Oct 12, 2012

Flourless Chocolate Quinoa Cookies

I have found recently that bread causes my blood glucose levels to go higher than I want them to.  When you have been diagnosed as diabetic you have to be aware of these things. It is possible that I may not do well with wheat, so I am doing my best to cut bread and wheat out of my diet.  Because of this, I am very interested in flourless recipes. I also am interested in using quinoa as it is not only very healthy and high in protein, but it is also rather tasty.

Cooking Quinoa is a great site with lots of wonderful recipes that use quinoa, are healthy, and many are vegan.  Wendy even has some cook books you can buy for very reasonable prices.
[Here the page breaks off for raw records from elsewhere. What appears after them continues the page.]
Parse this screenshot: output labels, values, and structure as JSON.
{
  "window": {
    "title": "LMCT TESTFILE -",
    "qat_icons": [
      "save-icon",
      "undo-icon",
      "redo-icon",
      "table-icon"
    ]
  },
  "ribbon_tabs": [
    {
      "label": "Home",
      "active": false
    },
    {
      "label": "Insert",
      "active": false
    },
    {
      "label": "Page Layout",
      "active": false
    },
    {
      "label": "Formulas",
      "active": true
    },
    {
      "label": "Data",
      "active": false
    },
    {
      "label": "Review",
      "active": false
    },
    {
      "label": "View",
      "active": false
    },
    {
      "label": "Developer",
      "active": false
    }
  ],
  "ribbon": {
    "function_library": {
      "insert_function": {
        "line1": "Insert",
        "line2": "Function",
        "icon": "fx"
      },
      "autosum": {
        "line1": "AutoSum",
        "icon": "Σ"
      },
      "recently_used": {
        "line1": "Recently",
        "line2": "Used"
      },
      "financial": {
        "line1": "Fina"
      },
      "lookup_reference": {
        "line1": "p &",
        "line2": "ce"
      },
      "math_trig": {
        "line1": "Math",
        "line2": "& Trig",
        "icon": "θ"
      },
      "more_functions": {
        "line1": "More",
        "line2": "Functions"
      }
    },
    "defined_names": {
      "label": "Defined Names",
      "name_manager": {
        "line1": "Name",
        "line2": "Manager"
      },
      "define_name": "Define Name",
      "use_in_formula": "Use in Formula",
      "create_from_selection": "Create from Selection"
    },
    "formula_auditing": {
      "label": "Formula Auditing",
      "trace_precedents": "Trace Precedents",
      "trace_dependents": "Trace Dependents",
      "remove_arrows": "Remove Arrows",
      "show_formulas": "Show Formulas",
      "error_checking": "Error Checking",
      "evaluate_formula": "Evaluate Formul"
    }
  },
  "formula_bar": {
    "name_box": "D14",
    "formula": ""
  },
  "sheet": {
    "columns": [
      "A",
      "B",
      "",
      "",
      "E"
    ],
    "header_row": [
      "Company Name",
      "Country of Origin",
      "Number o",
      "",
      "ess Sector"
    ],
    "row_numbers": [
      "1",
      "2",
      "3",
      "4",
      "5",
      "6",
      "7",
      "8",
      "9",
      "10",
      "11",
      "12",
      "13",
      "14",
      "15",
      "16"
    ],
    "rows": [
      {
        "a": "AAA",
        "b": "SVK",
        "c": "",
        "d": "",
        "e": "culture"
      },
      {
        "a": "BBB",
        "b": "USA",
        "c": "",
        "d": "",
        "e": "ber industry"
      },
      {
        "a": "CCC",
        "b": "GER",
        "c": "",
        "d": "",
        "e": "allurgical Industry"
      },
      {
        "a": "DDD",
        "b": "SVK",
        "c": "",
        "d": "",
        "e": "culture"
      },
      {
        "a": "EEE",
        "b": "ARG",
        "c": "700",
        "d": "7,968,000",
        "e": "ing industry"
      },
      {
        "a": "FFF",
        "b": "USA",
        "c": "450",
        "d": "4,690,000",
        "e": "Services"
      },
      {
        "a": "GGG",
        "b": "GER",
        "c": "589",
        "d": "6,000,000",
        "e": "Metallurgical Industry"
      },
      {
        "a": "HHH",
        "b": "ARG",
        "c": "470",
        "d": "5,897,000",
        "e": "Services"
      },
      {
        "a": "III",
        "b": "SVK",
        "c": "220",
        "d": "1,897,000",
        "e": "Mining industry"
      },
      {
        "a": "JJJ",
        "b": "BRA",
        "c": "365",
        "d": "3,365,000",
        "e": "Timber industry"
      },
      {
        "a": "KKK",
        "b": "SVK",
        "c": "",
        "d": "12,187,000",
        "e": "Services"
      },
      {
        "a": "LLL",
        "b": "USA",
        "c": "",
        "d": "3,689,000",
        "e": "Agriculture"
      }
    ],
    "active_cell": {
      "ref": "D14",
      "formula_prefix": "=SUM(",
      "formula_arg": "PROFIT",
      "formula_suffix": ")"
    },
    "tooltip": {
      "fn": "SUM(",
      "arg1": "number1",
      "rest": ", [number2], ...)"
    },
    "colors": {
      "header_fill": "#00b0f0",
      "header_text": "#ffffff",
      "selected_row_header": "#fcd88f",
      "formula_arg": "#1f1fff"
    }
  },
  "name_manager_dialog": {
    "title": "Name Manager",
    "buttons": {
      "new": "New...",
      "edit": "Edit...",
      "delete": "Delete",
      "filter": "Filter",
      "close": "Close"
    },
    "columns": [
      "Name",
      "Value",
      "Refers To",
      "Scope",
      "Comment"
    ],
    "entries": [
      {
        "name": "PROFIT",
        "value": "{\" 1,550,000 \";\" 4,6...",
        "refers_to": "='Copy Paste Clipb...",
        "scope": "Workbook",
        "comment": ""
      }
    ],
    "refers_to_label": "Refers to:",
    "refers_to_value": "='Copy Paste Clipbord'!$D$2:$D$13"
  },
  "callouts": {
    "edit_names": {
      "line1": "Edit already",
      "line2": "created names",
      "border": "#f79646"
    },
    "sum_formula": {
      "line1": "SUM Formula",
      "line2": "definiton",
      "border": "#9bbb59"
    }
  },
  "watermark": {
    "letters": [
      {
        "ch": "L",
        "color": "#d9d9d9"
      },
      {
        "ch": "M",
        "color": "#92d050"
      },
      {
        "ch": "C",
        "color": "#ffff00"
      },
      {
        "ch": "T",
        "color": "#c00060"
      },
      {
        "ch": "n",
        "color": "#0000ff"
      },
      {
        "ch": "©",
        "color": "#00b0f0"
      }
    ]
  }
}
Inn the near future I have a vegan potluck to go to and I am thinking of  baking a batch of cookies from Wendy's site.

Wendy Polisi's Flourless Chocolate Quinoa Cookies

  • 2 flax/chia eggs (1 T flax meal + 1 T chia seeds + 6 T warm water)
  • 1 cup blanched almonds (see note)
  • 1 cup cooked quinoa
  • ¾ tsp baking soda
  • ¾ tsp salt
  • 1/3 cup almond butter
  • 1 Tbsp coconut oil
  • ¼ cup apple sauce
  • ¼ cup maple syrup
  • 1 tsp vanilla
  • ¾ cup vegan chocolate chips
  1. Preheat oven to 350 degrees. 
  2. Line a baking sheet with parchment paper.
  3. In a small bowl combine flax meal (or ground flax seeds), chia seed and warm water.  Whisk well and set aside.
  4. In the Sous Chef® food processor combine almonds and quinoa.   Process for 1 minute, or until you have a fine meal.  Add baking soda and salt and process until blended.
  5. Heat a small saucepan to medium low and add almond butter and coconut oil.  Cook until coconut oil and almond butter are melted, whisking occasionally.  Add in apple sauce and maple syrup and whisk until heated through.  Remove from heat and stir in vanilla and flax/chia egg.
  6. Add the warm almond butter mixture to your food processor and process until a dough has formed.  
  7. Immediately add in the chocolate chips and process until chocolate is melted and blended, stopping to scrape down the sides as necessary.
  8. Roll the dough into small balls and flatten with your fingers.  (You could also use a fork.) 
  9. Bake for 12 to 15 minutes.  Allow to cool for 5 minutes in the pan and then transfer to a wire rack to cool completely.
  10. Note:  To blanch whole almonds, boil water in a medium saucepan.  Add almonds and cook for one minute.  Drain and allow to cool slightly.  Peel almonds.  You may skip this step if desired.
  11. Variations:
  12. For double chocolate cookies, allow the batter to cool and stir in ½ cup vegan chocolate chips.
  13. For Chocolate Macadamia Nut Cookies, stir in ½ cup chopped macadamia nuts just prior to cooking.
  14. For Cherry Chocolate Cookies, stir in ½ cup dried unsweetened cherries just prior to cooking.